Minke kendati terpelajar, merasa teralienasi di dunia yang penuh dengan batasan-batasan rasial dan diskriminasi.Â
Hal ini mencerminkan konflik yang lebih besar, yaitu bagaimana individu yang terpelajar atau 'di-peradab-kan' oleh Barat tetap berada di luar lingkaran kekuasaan kolonial yang sesungguhnya. Meskipun mereka bisa mengakses pendidikan dan kebudayaan Barat.
Pramoedya dan Kritik Sosial terhadap Kolonialisme
Melalui karya-karya dalam tetralogi ini, Pramoedya secara jelas mengkritik sistem kolonial Belanda yang tidak hanya mengusik fisik rakyat, tetapi juga membentuk hierarki sosial yang mendalam.
Dalam Anak Semua Bangsa dan Jejak Langkah, kita bisa melihat betapa kerasnya kekuatan kolonial dalam menciptakan struktur sosial yang terpecah dan saling mendiskriminasi antar kelompok. Kaum buruh, petani, dan kelas-kelas bawah lainnya sering kali menjadi korban sistem ini.

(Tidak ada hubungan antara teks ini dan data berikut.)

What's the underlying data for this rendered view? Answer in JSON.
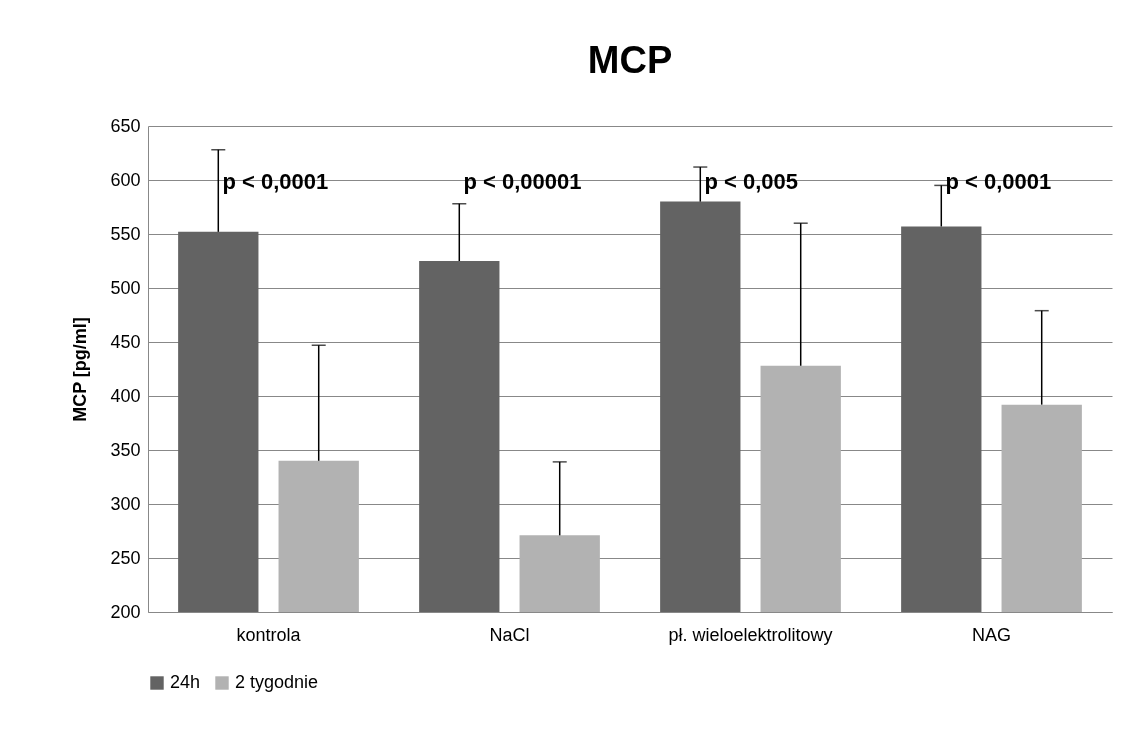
{
  "chart_data": {
    "type": "bar",
    "title": "MCP",
    "ylabel": "MCP [pg/ml]",
    "categories": [
      "kontrola",
      "NaCl",
      "pł. wieloelektrolitowy",
      "NAG"
    ],
    "series": [
      {
        "name": "24h",
        "color": "#636363",
        "values": [
          552,
          525,
          580,
          557
        ],
        "errors": [
          [
            552,
            628
          ],
          [
            525,
            578
          ],
          [
            580,
            612
          ],
          [
            557,
            595
          ]
        ]
      },
      {
        "name": "2 tygodnie",
        "color": "#b2b2b2",
        "values": [
          340,
          271,
          428,
          392
        ],
        "errors": [
          [
            340,
            447
          ],
          [
            271,
            339
          ],
          [
            428,
            560
          ],
          [
            392,
            479
          ]
        ]
      }
    ],
    "ylim": [
      200,
      650
    ],
    "yticks": [
      200,
      250,
      300,
      350,
      400,
      450,
      500,
      550,
      600,
      650
    ],
    "grid": "y",
    "legend": "bottom",
    "annotations": [
      "p < 0,0001",
      "p < 0,00001",
      "p < 0,005",
      "p < 0,0001"
    ]
  }
}
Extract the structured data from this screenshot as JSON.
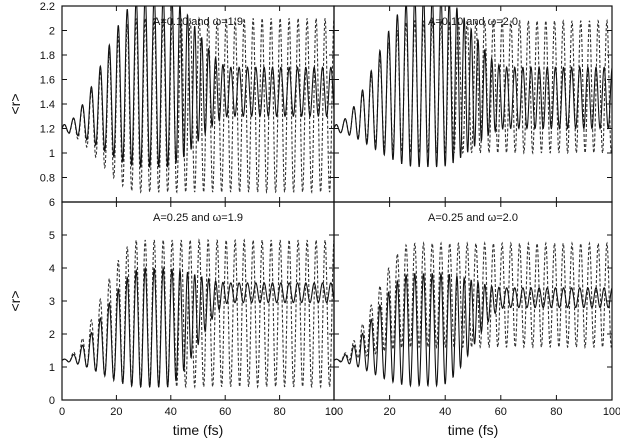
{
  "chart_data": {
    "type": "line",
    "layout": "2x2 grid of panels; top row shares y range 0.6 to 2.2, bottom row shares y range 0 to 6; columns share x range 0 to 100",
    "xlabel": "time (fs)",
    "ylabel": "<r>",
    "x_range": [
      0,
      100
    ],
    "x_ticks": [
      "0",
      "20",
      "40",
      "60",
      "80",
      "100"
    ],
    "top_row": {
      "y_range": [
        0.6,
        2.2
      ],
      "y_ticks": [
        "0.6",
        "0.8",
        "1",
        "1.2",
        "1.4",
        "1.6",
        "1.8",
        "2",
        "2.2"
      ]
    },
    "bottom_row": {
      "y_range": [
        0,
        6
      ],
      "y_ticks": [
        "0",
        "1",
        "2",
        "3",
        "4",
        "5",
        "6"
      ]
    },
    "series_styles": {
      "solid": "#111111",
      "dashed": "#333333"
    },
    "panels": [
      {
        "id": "top-left",
        "title": "A=0.10 and ω=1.9",
        "row": "top",
        "col": 0,
        "omega": 1.9,
        "start": 1.2,
        "solid": {
          "description": "oscillation grows, then dephases after about 40 fs",
          "envelope_max_amp": 0.7,
          "envelope_reached_at_fs": 30,
          "late_mean": 1.5,
          "late_amp": 0.2
        },
        "dashed": {
          "description": "oscillation grows to full amplitude and persists",
          "min": 0.68,
          "max": 2.1
        }
      },
      {
        "id": "top-right",
        "title": "A=0.10 and ω=2.0",
        "row": "top",
        "col": 1,
        "omega": 2.0,
        "start": 1.2,
        "solid": {
          "description": "oscillation grows, then dephases after about 40 fs",
          "envelope_max_amp": 0.7,
          "envelope_reached_at_fs": 30,
          "late_mean": 1.45,
          "late_amp": 0.25
        },
        "dashed": {
          "description": "oscillation grows to full amplitude and persists",
          "min": 1.0,
          "max": 2.08
        }
      },
      {
        "id": "bottom-left",
        "title": "A=0.25 and ω=1.9",
        "row": "bottom",
        "col": 0,
        "omega": 1.9,
        "start": 1.2,
        "solid": {
          "description": "oscillation grows, then dephases after about 40 fs",
          "envelope_max_amp": 1.8,
          "envelope_reached_at_fs": 30,
          "late_mean": 3.25,
          "late_amp": 0.3
        },
        "dashed": {
          "description": "oscillation grows to full amplitude and persists",
          "min": 0.4,
          "max": 4.85
        }
      },
      {
        "id": "bottom-right",
        "title": "A=0.25 and ω=2.0",
        "row": "bottom",
        "col": 1,
        "omega": 2.0,
        "start": 1.2,
        "solid": {
          "description": "oscillation grows, then dephases after about 40 fs",
          "envelope_max_amp": 1.7,
          "envelope_reached_at_fs": 28,
          "late_mean": 3.1,
          "late_amp": 0.3
        },
        "dashed": {
          "description": "oscillation grows to full amplitude and persists",
          "min": 1.6,
          "max": 4.75
        }
      }
    ]
  }
}
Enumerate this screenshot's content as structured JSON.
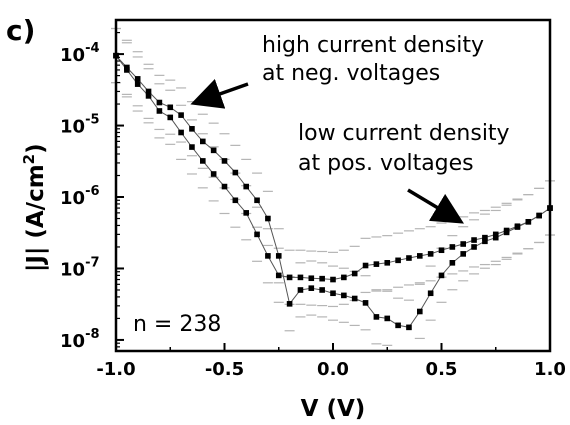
{
  "chart_data": {
    "type": "scatter",
    "panel_label": "c)",
    "xlabel": "V (V)",
    "ylabel": "|J| (A/cm²)",
    "ylabel_parts": {
      "main": "|J| (A/cm",
      "sup": "2",
      "end": ")"
    },
    "xlim": [
      -1.0,
      1.0
    ],
    "ylim": [
      7e-09,
      0.0003
    ],
    "y_scale": "log",
    "x_ticks": [
      "-1.0",
      "-0.5",
      "0.0",
      "0.5",
      "1.0"
    ],
    "y_ticks": [
      {
        "base": "10",
        "exp": "-4",
        "value": 0.0001
      },
      {
        "base": "10",
        "exp": "-5",
        "value": 1e-05
      },
      {
        "base": "10",
        "exp": "-6",
        "value": 1e-06
      },
      {
        "base": "10",
        "exp": "-7",
        "value": 1e-07
      },
      {
        "base": "10",
        "exp": "-8",
        "value": 1e-08
      }
    ],
    "annotations": {
      "high_line1": "high current density",
      "high_line2": "at neg. voltages",
      "low_line1": "low current density",
      "low_line2": "at pos. voltages",
      "count": "n = 238"
    },
    "series": [
      {
        "x": [
          -1.0,
          -0.95,
          -0.9,
          -0.85,
          -0.8,
          -0.75,
          -0.7,
          -0.65,
          -0.6,
          -0.55,
          -0.5,
          -0.45,
          -0.4,
          -0.35,
          -0.3,
          -0.25,
          -0.2,
          -0.15,
          -0.1,
          -0.05,
          0.0,
          0.05,
          0.1,
          0.15,
          0.2,
          0.25,
          0.3,
          0.35,
          0.4,
          0.45,
          0.5,
          0.55,
          0.6,
          0.65,
          0.7,
          0.75,
          0.8,
          0.85,
          0.9,
          0.95,
          1.0
        ],
        "y": [
          9.5e-05,
          6e-05,
          3.8e-05,
          2.6e-05,
          1.6e-05,
          1.3e-05,
          8e-06,
          5e-06,
          3.2e-06,
          2.1e-06,
          1.4e-06,
          9e-07,
          6e-07,
          3e-07,
          1.5e-07,
          8e-08,
          7.5e-08,
          7.5e-08,
          7.3e-08,
          7.2e-08,
          7e-08,
          7.5e-08,
          8.5e-08,
          1.1e-07,
          1.15e-07,
          1.2e-07,
          1.3e-07,
          1.4e-07,
          1.5e-07,
          1.6e-07,
          1.8e-07,
          2e-07,
          2.2e-07,
          2.5e-07,
          2.7e-07,
          3e-07,
          3.4e-07,
          3.9e-07,
          4.5e-07,
          5.5e-07,
          7e-07
        ]
      },
      {
        "x": [
          -1.0,
          -0.95,
          -0.9,
          -0.85,
          -0.8,
          -0.75,
          -0.7,
          -0.65,
          -0.6,
          -0.55,
          -0.5,
          -0.45,
          -0.4,
          -0.35,
          -0.3,
          -0.25,
          -0.2,
          -0.15,
          -0.1,
          -0.05,
          0.0,
          0.05,
          0.1,
          0.15,
          0.2,
          0.25,
          0.3,
          0.35,
          0.4,
          0.45,
          0.5,
          0.55,
          0.6,
          0.65,
          0.7,
          0.75,
          0.8,
          0.85,
          0.9,
          0.95,
          1.0
        ],
        "y": [
          9.5e-05,
          6.5e-05,
          4.5e-05,
          3e-05,
          2.1e-05,
          1.8e-05,
          1.4e-05,
          9e-06,
          6e-06,
          4.5e-06,
          3.2e-06,
          2.2e-06,
          1.4e-06,
          9e-07,
          5e-07,
          1.5e-07,
          3.2e-08,
          5e-08,
          5.3e-08,
          5e-08,
          4.5e-08,
          4.2e-08,
          3.8e-08,
          3.3e-08,
          2.1e-08,
          2e-08,
          1.6e-08,
          1.5e-08,
          2.5e-08,
          4.5e-08,
          8e-08,
          1.2e-07,
          1.6e-07,
          2e-07,
          2.4e-07,
          2.7e-07,
          3.2e-07,
          3.8e-07,
          4.5e-07,
          5.5e-07,
          7e-07
        ]
      }
    ]
  }
}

Namun demikian, Pramoedya juga menunjukkan bahwa meskipun terjajah, rakyat Indonesia memiliki potensi besar untuk melawan.
Karakter Minke, kendati terdidik dalam sistem yang sama dengan penjajah, tetapi memiliki kecerdasan dan keberanian untuk mempertanyakan struktur sosial tersebut. Dia menjadi simbol dari perlawanan intelektual terhadap ketidakadilan kolonial.
Pramoedya sangat mahir mengungkapkan ketidakadilan sosial dalam novel-novelnya. Melalui penulisannya yang kuat, ia tidak hanya menceritakan penderitaan rakyat bawah, tetapi juga menggambarkan betapa rapuhnya sistem yang diciptakan oleh penjajah.
Keberanian Minke untuk mempertanyakan dan menantang sistem ini mencerminkan semangat perlawanan yang dapat ditemukan pada setiap lapisan masyarakat Indonesia pada masa itu.
Peran Perempuan dalam Tetralogi Buruh
Aspek menarik lainnya dalam tetralogi ini adalah penggambaran peran perempuan dalam perjuangan sosial. Dalam Bumi Manusia, karakter Annelies, yang merupakan wanita Belanda yang menjadi kekasih Minke, menambah dimensi baru pada kisah perjuangan ini.